Le choix d’un nouveau président de la Fédération est quant à lui un autre sujet de discorde. Avant les élections, le président sortant Havel avait prévenu de manière humoristique un risque de blocage, « avec le système actuel (…) même Winston Churchill croisé avec Jésus Christ ne pourrait être élu » [28]. Le 3 juillet signe l’échec de sa réélection. Le HZDZ, parti de Mečiar, a refusé de voter en sa faveur. Pire, il n’a pas proposé d’autre candidat.

Havel déclare : « Je ne viens pas suggérer le fait qu’il existe une corrélation entre victoire de Vaclav Havel et continuité de la fédération (…) cependant quelque soit mon interprétation, c’est celle-ci qui sera retenue par les concitoyens » [29]. Trois nouveaux votes ont lieu mais aucun d’eux n’obtient la majorité des 3/5ème. L’Assemblée Fédérale est bloquée et incapable de se mettre d’accord sur une personnalité symbolisant l’État commun.

Le 17 juillet 1992, le Conseil National Slovaque met ses menaces à exécution et vote sa déclaration de souveraineté. Vaclav Havel, ouvertement contre une dissolution du pays, démissionne dans la foulée et déclare : « je ne souhaite ni porter la responsabilité d’événements auxquels je ne peux avoir d’influence, ni être un frein à l’évolution historique ou être un simple fonctionnaire attendant l’heure de la retraite » [30].

Le divorce est alors quasiment acté. Lors du sommet de Bratislava le 22-23 juillet 1992, Mečiar et Klaus se rencontrent pour s’entendre sur ses modalités. Klaus pousse un règlement « expresse » de la question afin d’éviter toute incertitude et chaos économique. Il est alors décidé que le 30 septembre 1992 serait la date butoir quant au dépôt d’un texte constitutionnel portant sur la dissolution de la fédération.

Il est intéressant de constater que Mečiar a tenté de s’opposer à une séparation. Inquiet quant aux conséquences d’une séparation totale qui signerait la fin de l’aide financière tchèque, il proposa un nouveau projet de confédération tchéco-slovaque en août 1992 [31]. Celle-ci est rejeté par Vaclav Klaus qui fait preuve d’intransigeance car un divorce est préférée à une confédération dysfonctionnelle par essence. Klaus a le dernier mot et pousse une séparation finale en refusant toute tentative de conciliation. Le « pari confédéral » de Mečiar est perdu, l’État tchécoslovaque termine son existence le 31 décembre 1992.

Une dissolution instrumentalisée par l’élite politique ?

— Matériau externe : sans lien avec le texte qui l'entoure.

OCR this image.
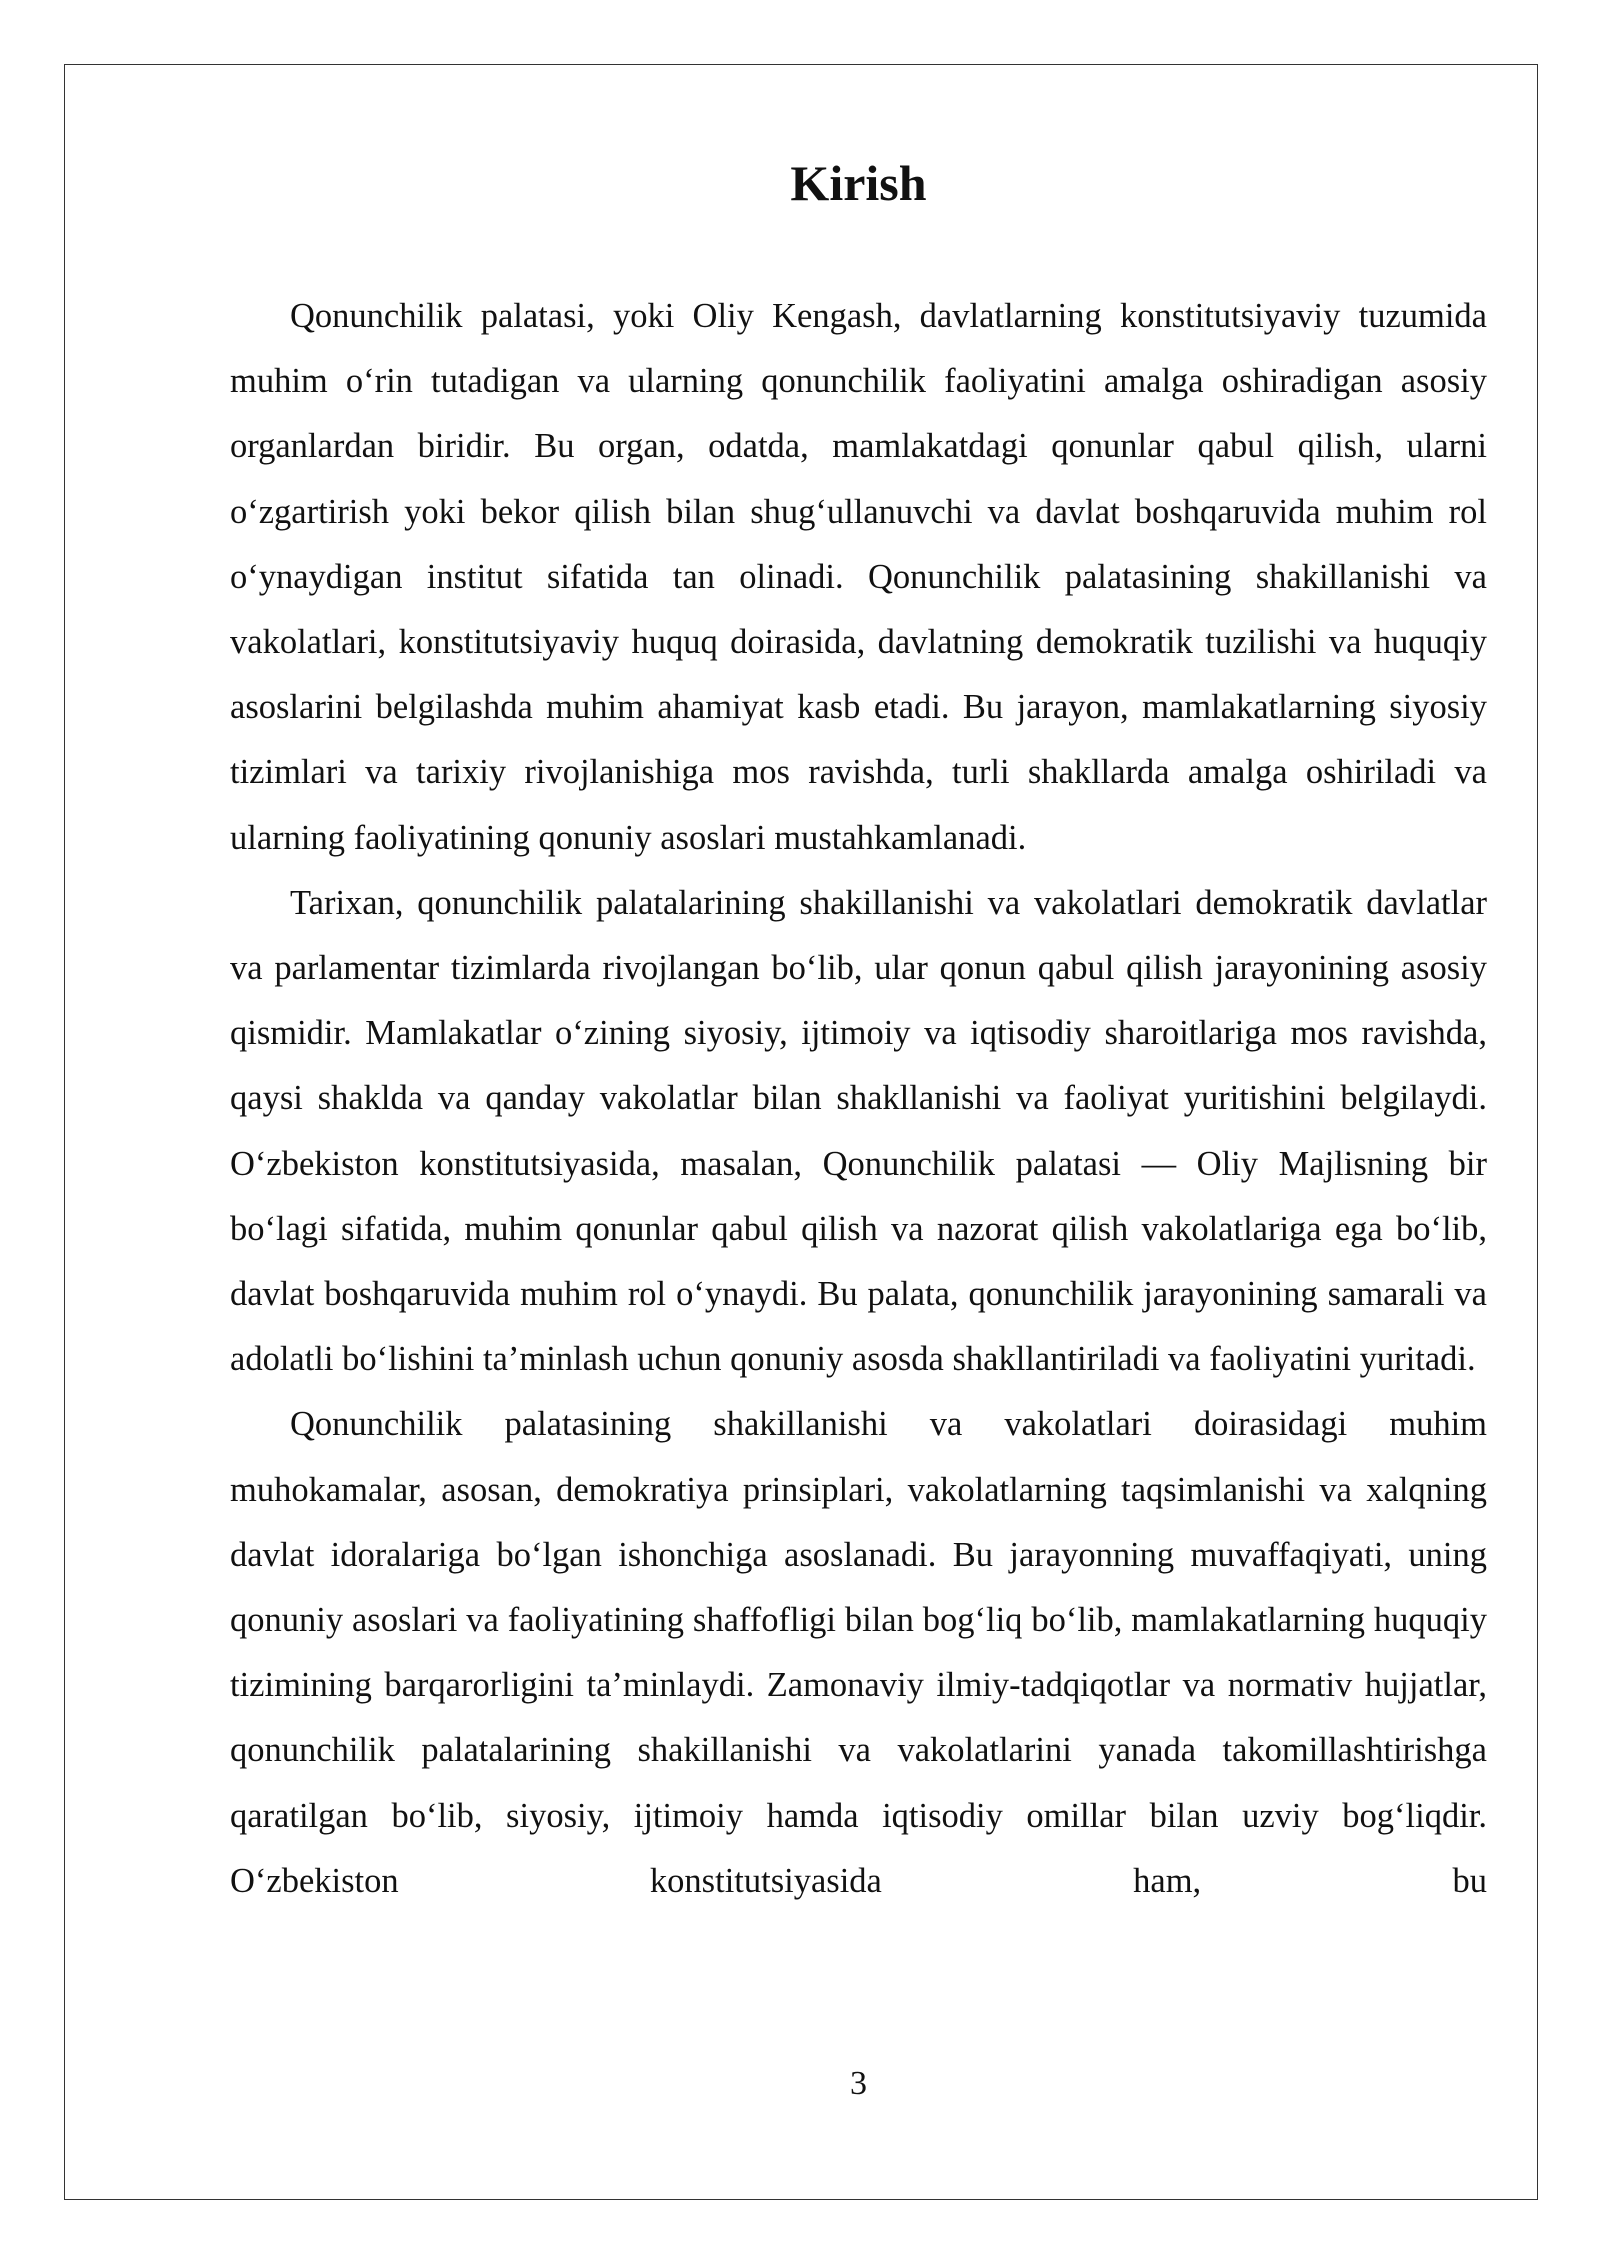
Kirish

Qonunchilik palatasi, yoki Oliy Kengash, davlatlarning konstitutsiyaviy tuzumida muhim o‘rin tutadigan va ularning qonunchilik faoliyatini amalga oshiradigan asosiy organlardan biridir. Bu organ, odatda, mamlakatdagi qonunlar qabul qilish, ularni o‘zgartirish yoki bekor qilish bilan shug‘ullanuvchi va davlat boshqaruvida muhim rol o‘ynaydigan institut sifatida tan olinadi. Qonunchilik palatasining shakillanishi va vakolatlari, konstitutsiyaviy huquq doirasida, davlatning demokratik tuzilishi va huquqiy asoslarini belgilashda muhim ahamiyat kasb etadi. Bu jarayon, mamlakatlarning siyosiy tizimlari va tarixiy rivojlanishiga mos ravishda, turli shakllarda amalga oshiriladi va ularning faoliyatining qonuniy asoslari mustahkamlanadi.

Tarixan, qonunchilik palatalarining shakillanishi va vakolatlari demokratik davlatlar va parlamentar tizimlarda rivojlangan bo‘lib, ular qonun qabul qilish jarayonining asosiy qismidir. Mamlakatlar o‘zining siyosiy, ijtimoiy va iqtisodiy sharoitlariga mos ravishda, qaysi shaklda va qanday vakolatlar bilan shakllanishi va faoliyat yuritishini belgilaydi. O‘zbekiston konstitutsiyasida, masalan, Qonunchilik palatasi — Oliy Majlisning bir bo‘lagi sifatida, muhim qonunlar qabul qilish va nazorat qilish vakolatlariga ega bo‘lib, davlat boshqaruvida muhim rol o‘ynaydi. Bu palata, qonunchilik jarayonining samarali va adolatli bo‘lishini ta’minlash uchun qonuniy asosda shakllantiriladi va faoliyatini yuritadi.

Qonunchilik palatasining shakillanishi va vakolatlari doirasidagi muhim muhokamalar, asosan, demokratiya prinsiplari, vakolatlarning taqsimlanishi va xalqning davlat idoralariga bo‘lgan ishonchiga asoslanadi. Bu jarayonning muvaffaqiyati, uning qonuniy asoslari va faoliyatining shaffofligi bilan bog‘liq bo‘lib, mamlakatlarning huquqiy tizimining barqarorligini ta’minlaydi. Zamonaviy ilmiy-tadqiqotlar va normativ hujjatlar, qonunchilik palatalarining shakillanishi va vakolatlarini yanada takomillashtirishga qaratilgan bo‘lib, siyosiy, ijtimoiy hamda iqtisodiy omillar bilan uzviy bog‘liqdir. O‘zbekiston konstitutsiyasida ham, bu

3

 Selon Katharina Mathernova [32], la clé du divorce vient de la combinaison de deux facteurs : des aspirations politiques divergentes associées à des faiblesses institutionnelles héritées du communisme. L’échelon fédéral reste clé dans l’adoption de textes législatifs mais la négociation politique a basculé vers les Républiques. Le « vote différencié », garde-fou visant à préserver l’égalité entre les Républiques, s’est avéré contre-productif. Certes, la transition économique a démarré mais la révision constitutionnelle est mort-née.

De plus, le dualisme de la Fédération est un « jeu politique à somme nulle car tout ce qui est concédé à l’une des parties ne peut l’être qu’au détriment de l’autre » [33]. À ceci, s’ajoute le fait que les deux Républiques ne sont pas égales en termes démographiques, économiques et géographiques. Les logiques du « Junior Partner » [34] slovaque et de l’opposition centre-périphérie [35] s’appliquent ici. Elles ouvrent la porte à une instrumentalisation des questions économiques ou constitutionnelles du pays.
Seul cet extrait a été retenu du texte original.